The Satellite Proving Ground at the NOAA Center for Weather and Climate Prediction (NCWCP) and the National Hurricane Center (NHC), has begun the next round of GOES-R proxy product demonstrations. The 2013 theme is on convective products that include the NSSL WRF and NAM simulated satellite imagery, the overshooting top detection, lightning density product, and convective initiation. The first wave of products will focus on the first two products, but I am testing and archiving the new lightning density product that has been developed by a collaborative effort with the Ocean Prediction Center (OPC), the Cooperative Institute for Climate and Satellites (CICS), and NESDIS STAR using the Vaisala GLD-360 lightning feed at the NCWCP.

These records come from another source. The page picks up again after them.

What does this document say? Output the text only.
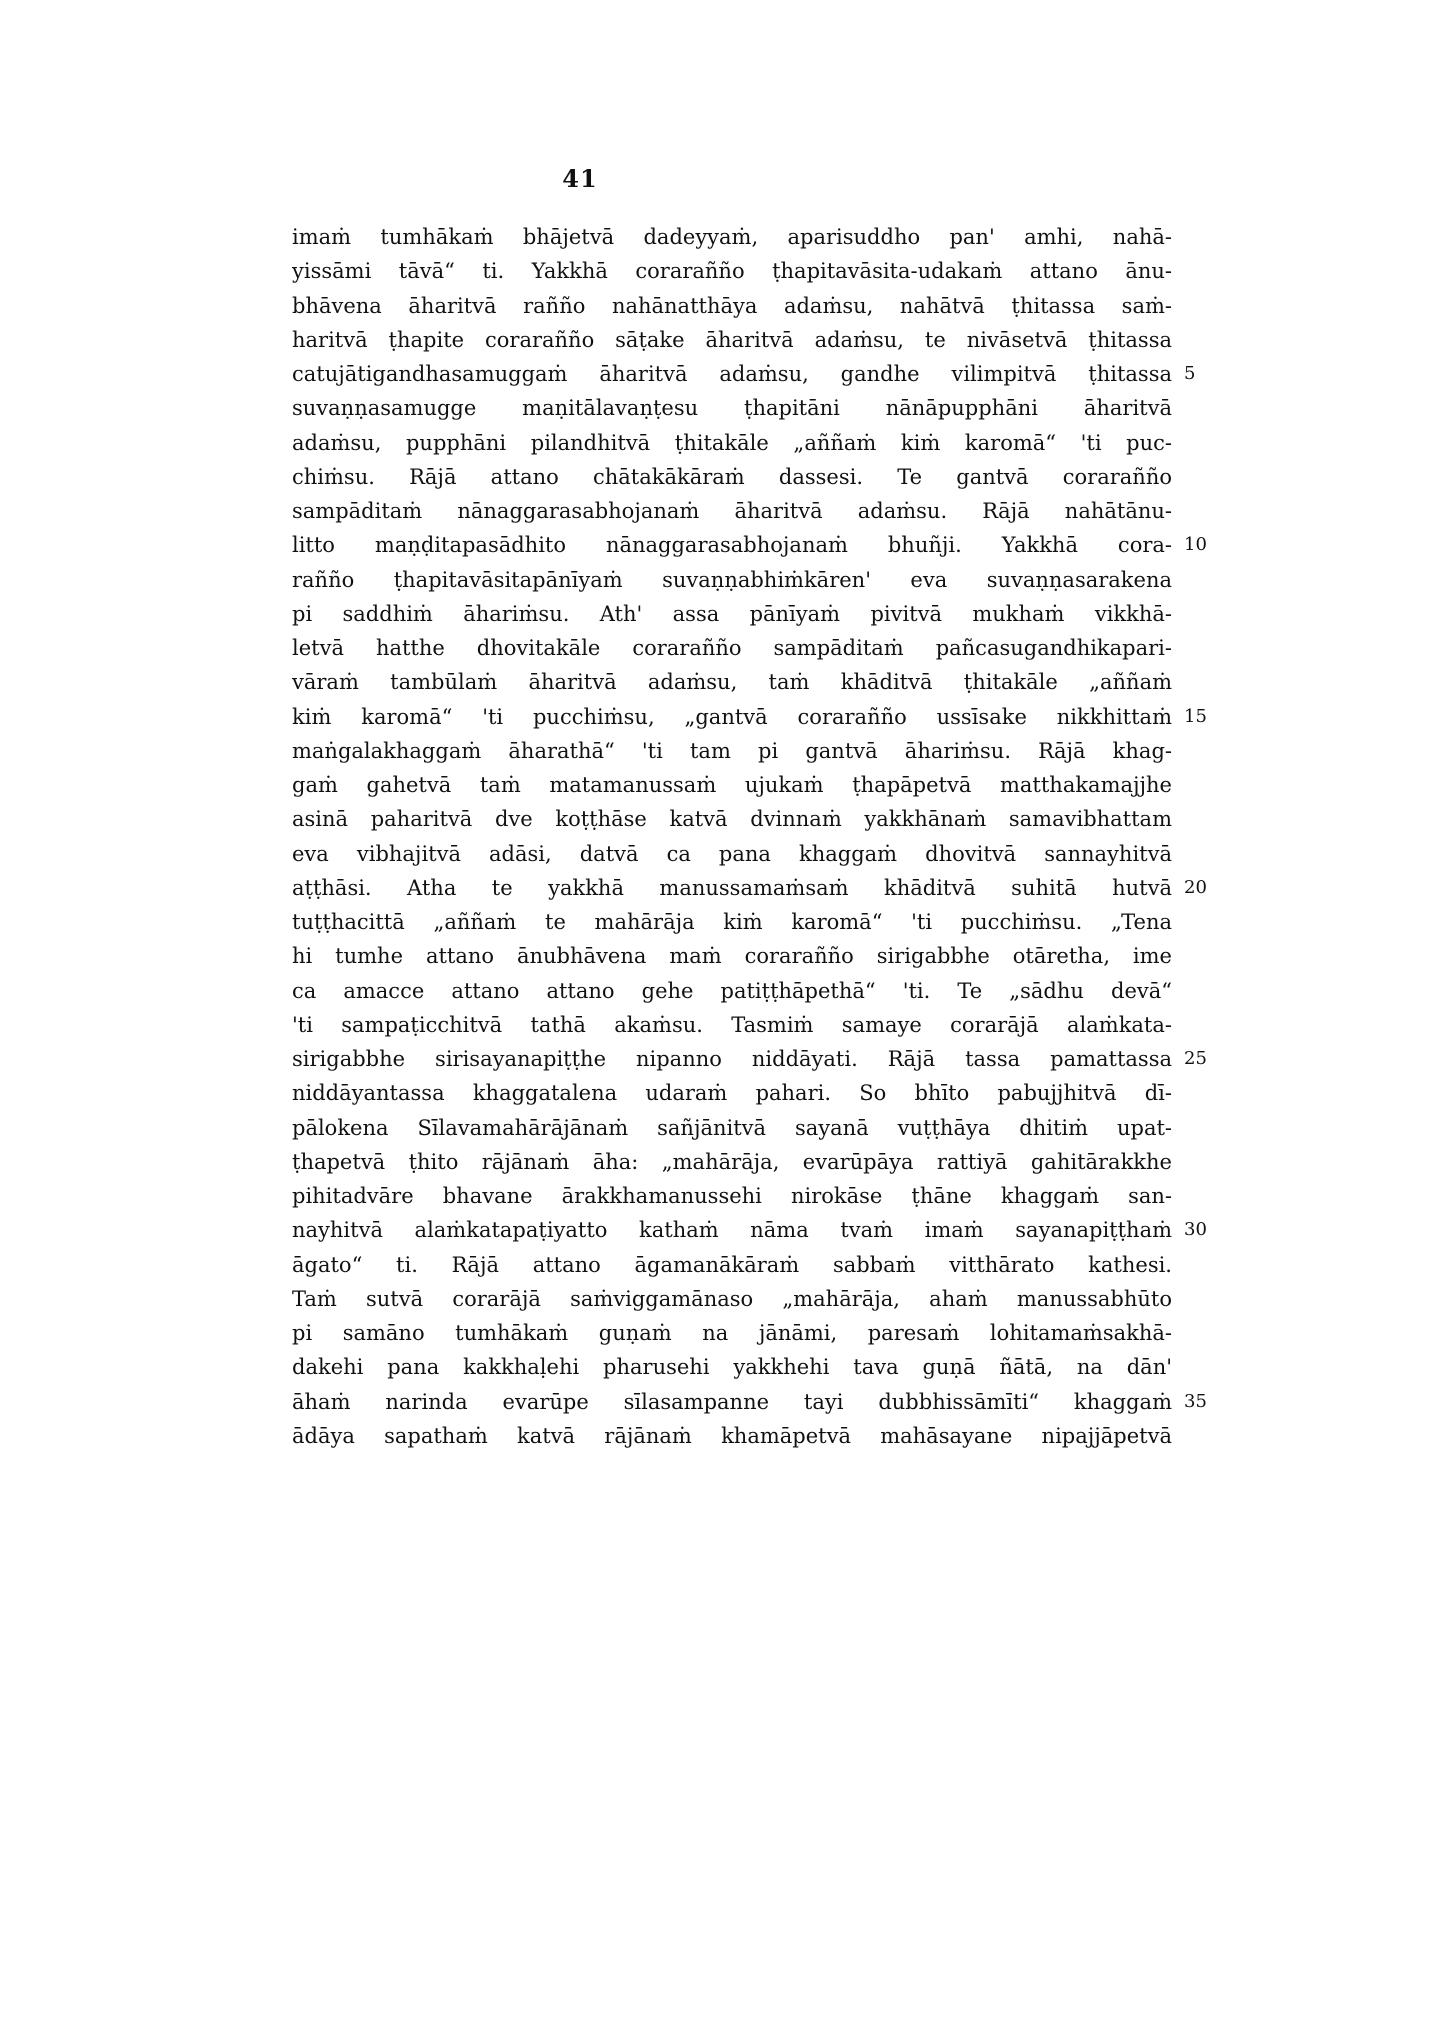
41
imaṁ tumhākaṁ bhājetvā dadeyyaṁ, aparisuddho pan' amhi, nahā-
yissāmi tāvā“ ti. Yakkhā corarañño ṭhapitavāsita-udakaṁ attano ānu-
bhāvena āharitvā rañño nahānatthāya adaṁsu, nahātvā ṭhitassa saṁ-
haritvā ṭhapite corarañño sāṭake āharitvā adaṁsu, te nivāsetvā ṭhitassa
catujātigandhasamuggaṁ āharitvā adaṁsu, gandhe vilimpitvā ṭhitassa 5
suvaṇṇasamugge maṇitālavaṇṭesu ṭhapitāni nānāpupphāni āharitvā
adaṁsu, pupphāni pilandhitvā ṭhitakāle „aññaṁ kiṁ karomā“ 'ti puc-
chiṁsu. Rājā attano chātakākāraṁ dassesi. Te gantvā corarañño
sampāditaṁ nānaggarasabhojanaṁ āharitvā adaṁsu. Rājā nahātānu-
litto maṇḍitapasādhito nānaggarasabhojanaṁ bhuñji. Yakkhā cora- 10
rañño ṭhapitavāsitapānīyaṁ suvaṇṇabhiṁkāren' eva suvaṇṇasarakena
pi saddhiṁ āhariṁsu. Ath' assa pānīyaṁ pivitvā mukhaṁ vikkhā-
letvā hatthe dhovitakāle corarañño sampāditaṁ pañcasugandhikapari-
vāraṁ tambūlaṁ āharitvā adaṁsu, taṁ khāditvā ṭhitakāle „aññaṁ
kiṁ karomā“ 'ti pucchiṁsu, „gantvā corarañño ussīsake nikkhittaṁ 15
maṅgalakhaggaṁ āharathā“ 'ti tam pi gantvā āhariṁsu. Rājā khag-
gaṁ gahetvā taṁ matamanussaṁ ujukaṁ ṭhapāpetvā matthakamajjhe
asinā paharitvā dve koṭṭhāse katvā dvinnaṁ yakkhānaṁ samavibhattam
eva vibhajitvā adāsi, datvā ca pana khaggaṁ dhovitvā sannayhitvā
aṭṭhāsi. Atha te yakkhā manussamaṁsaṁ khāditvā suhitā hutvā 20
tuṭṭhacittā „aññaṁ te mahārāja kiṁ karomā“ 'ti pucchiṁsu. „Tena
hi tumhe attano ānubhāvena maṁ corarañño sirigabbhe otāretha, ime
ca amacce attano attano gehe patiṭṭhāpethā“ 'ti. Te „sādhu devā“
'ti sampaṭicchitvā tathā akaṁsu. Tasmiṁ samaye corarājā alaṁkata-
sirigabbhe sirisayanapiṭṭhe nipanno niddāyati. Rājā tassa pamattassa 25
niddāyantassa khaggatalena udaraṁ pahari. So bhīto pabujjhitvā dī-
pālokena Sīlavamahārājānaṁ sañjānitvā sayanā vuṭṭhāya dhitiṁ upat-
ṭhapetvā ṭhito rājānaṁ āha: „mahārāja, evarūpāya rattiyā gahitārakkhe
pihitadvāre bhavane ārakkhamanussehi nirokāse ṭhāne khaggaṁ san-
nayhitvā alaṁkatapaṭiyatto kathaṁ nāma tvaṁ imaṁ sayanapiṭṭhaṁ 30
āgato“ ti. Rājā attano āgamanākāraṁ sabbaṁ vitthārato kathesi.
Taṁ sutvā corarājā saṁviggamānaso „mahārāja, ahaṁ manussabhūto
pi samāno tumhākaṁ guṇaṁ na jānāmi, paresaṁ lohitamaṁsakhā-
dakehi pana kakkhaḷehi pharusehi yakkhehi tava guṇā ñātā, na dān'
āhaṁ narinda evarūpe sīlasampanne tayi dubbhissāmīti“ khaggaṁ 35
ādāya sapathaṁ katvā rājānaṁ khamāpetvā mahāsayane nipajjāpetvā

After a cold end to winter and a very slow start to spring, thunderstorm season started with a bang the last few days. In particular, a cluster of thunderstorms developed over southeast TX on Tuesday night and proceeded to drop substantial hail (~3.5″ diameter) in Galveston County. The image above shows the lightning density product with the most intense convective cell that produced the large hail. Notice how the color scale does not go high enough to emphasize the intense amount of lightning (cloud-to-ground) with that cell.

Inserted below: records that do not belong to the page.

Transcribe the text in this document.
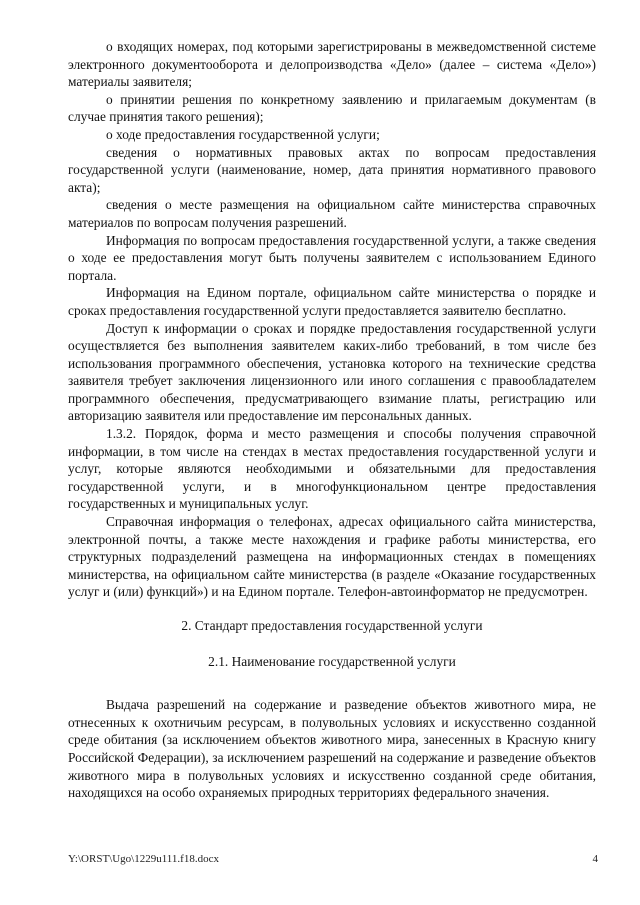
о входящих номерах, под которыми зарегистрированы в межведомственной системе электронного документооборота и делопроизводства «Дело» (далее – система «Дело») материалы заявителя;

о принятии решения по конкретному заявлению и прилагаемым документам (в случае принятия такого решения);

о ходе предоставления государственной услуги;

сведения о нормативных правовых актах по вопросам предоставления государственной услуги (наименование, номер, дата принятия нормативного правового акта);

сведения о месте размещения на официальном сайте министерства справочных материалов по вопросам получения разрешений.

Информация по вопросам предоставления государственной услуги, а также сведения о ходе ее предоставления могут быть получены заявителем с использованием Единого портала.

Информация на Едином портале, официальном сайте министерства о порядке и сроках предоставления государственной услуги предоставляется заявителю бесплатно.

Доступ к информации о сроках и порядке предоставления государственной услуги осуществляется без выполнения заявителем каких-либо требований, в том числе без использования программного обеспечения, установка которого на технические средства заявителя требует заключения лицензионного или иного соглашения с правообладателем программного обеспечения, предусматривающего взимание платы, регистрацию или авторизацию заявителя или предоставление им персональных данных.

1.3.2. Порядок, форма и место размещения и способы получения справочной информации, в том числе на стендах в местах предоставления государственной услуги и услуг, которые являются необходимыми и обязательными для предоставления государственной услуги, и в многофункциональном центре предоставления государственных и муниципальных услуг.

Справочная информация о телефонах, адресах официального сайта министерства, электронной почты, а также месте нахождения и графике работы министерства, его структурных подразделений размещена на информационных стендах в помещениях министерства, на официальном сайте министерства (в разделе «Оказание государственных услуг и (или) функций») и на Едином портале. Телефон-автоинформатор не предусмотрен.

2. Стандарт предоставления государственной услуги

2.1. Наименование государственной услуги

Выдача разрешений на содержание и разведение объектов животного мира, не отнесенных к охотничьим ресурсам, в полувольных условиях и искусственно созданной среде обитания (за исключением объектов животного мира, занесенных в Красную книгу Российской Федерации), за исключением разрешений на содержание и разведение объектов животного мира в полувольных условиях и искусственно созданной среде обитания, находящихся на особо охраняемых природных территориях федерального значения.

Y:\ORST\Ugo\1229u111.f18.docx	4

The entire event is highlighted in the above animation (30-minute bins to match the 30-minute GOES-13 infrared imagery) as the clusters of thunderstorms over TX transfer energy to the Gulf of Mexico. As this new cluster of thunderstorms intensifies, it meets the qualifications to be designated a mesoscale convective complex (MCC) and even included a mid-level mesoscale convective vortex (MCV) that traveled just south of the northern Gulf coast. A wake low formed near the MS/AL coastlines and produced winds that exceeded 50-60 mph in spots. While this was going on, notice how intense (dense) the lightning activity is in the southern portion of the MCC as the complex continually evolves.

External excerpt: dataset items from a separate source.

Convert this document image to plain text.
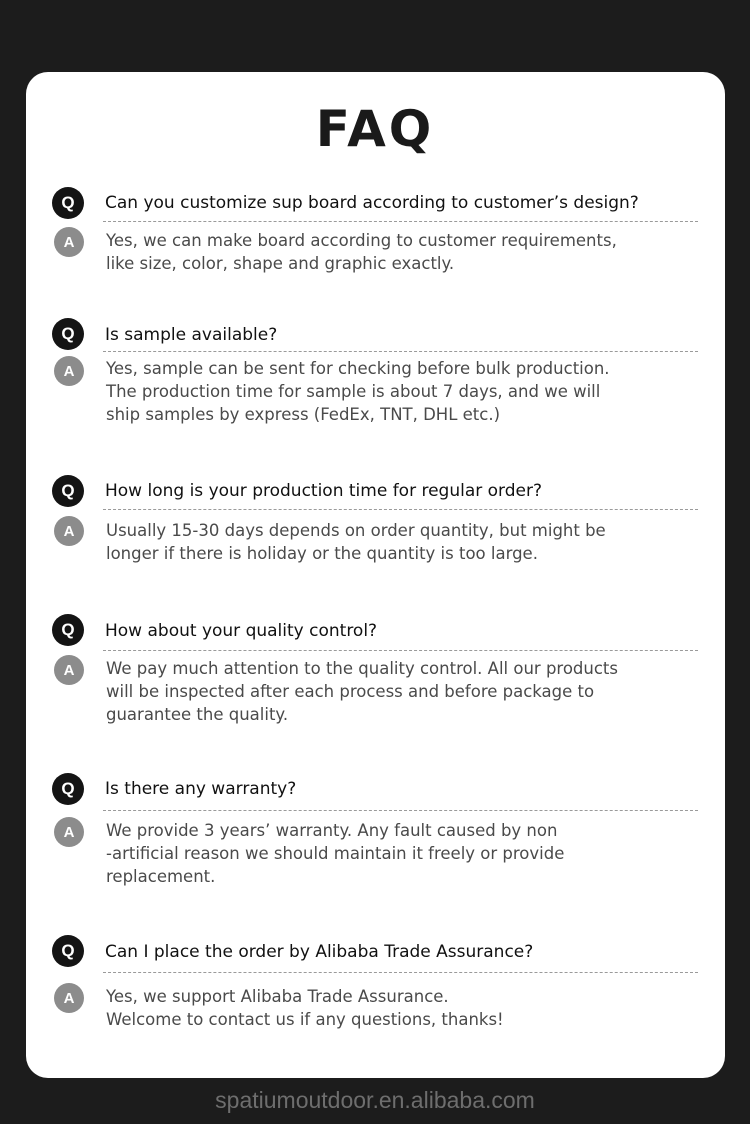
FAQ
Q	Can you customize sup board according to customer’s design?
A	Yes, we can make board according to customer requirements,
like size, color, shape and graphic exactly.
Q	Is sample available?
A	Yes, sample can be sent for checking before bulk production.
The production time for sample is about 7 days, and we will
ship samples by express (FedEx, TNT, DHL etc.)
Q	How long is your production time for regular order?
A	Usually 15-30 days depends on order quantity, but might be
longer if there is holiday or the quantity is too large.
Q	How about your quality control?
A	We pay much attention to the quality control. All our products
will be inspected after each process and before package to
guarantee the quality.
Q	Is there any warranty?
A	We provide 3 years’ warranty. Any fault caused by non
-artificial reason we should maintain it freely or provide
replacement.
Q	Can I place the order by Alibaba Trade Assurance?
A	Yes, we support Alibaba Trade Assurance.
Welcome to contact us if any questions, thanks!
spatiumoutdoor.en.alibaba.com
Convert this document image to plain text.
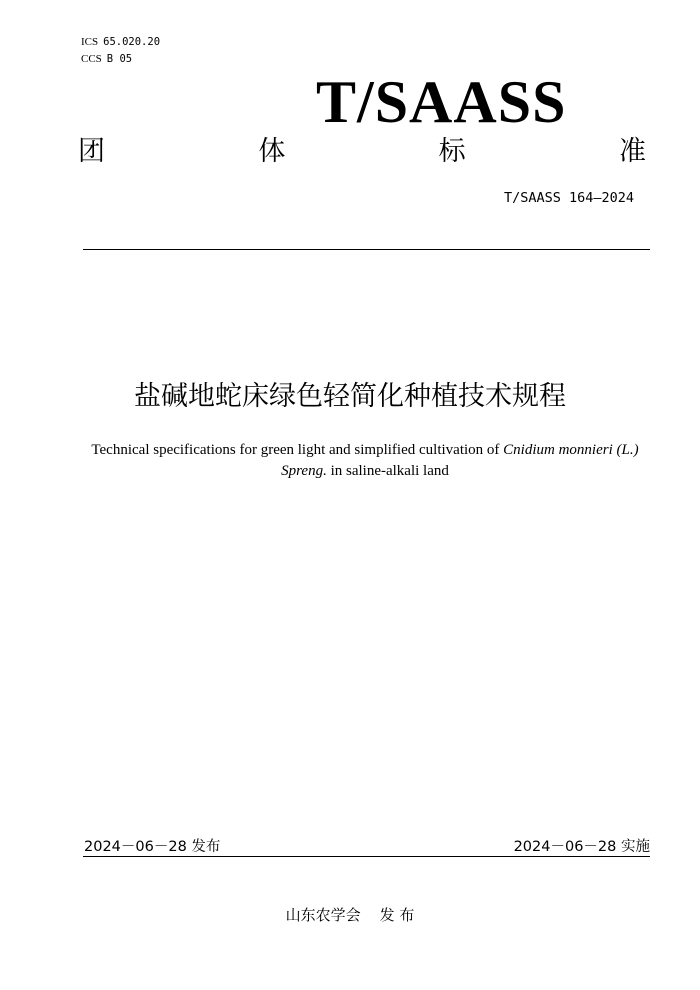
ICS 65.020.20
CCS B 05
T/SAASS
团	体	标	准
T/SAASS 164—2024
盐碱地蛇床绿色轻简化种植技术规程
Technical specifications for green light and simplified cultivation of Cnidium monnieri (L.) Spreng. in saline-alkali land
2024－06－28 发布	2024－06－28 实施
山东农学会    发 布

Finally, a renegade, elevated supercell thunderstorm formed over old Mexico and paralleled/straddled the Rio Grande River to a point just west of Brownsville. I created the above animation with a 2-minute increment to showcase the short-term evolution of this supercell. . .using lightning!!!
I expect to show off more lightning density cases as we move through severe weather season into hurricane season. One major advantage to having this product in operations at the NCWCP and NHC is that forecasters will be able to monitor the relative strength of convection over maritime and mountainous regions that lack convectional radar coverage. This product coupled with the OTD product (a separate post in the making) will continue to assist forecasters in the Proving Ground!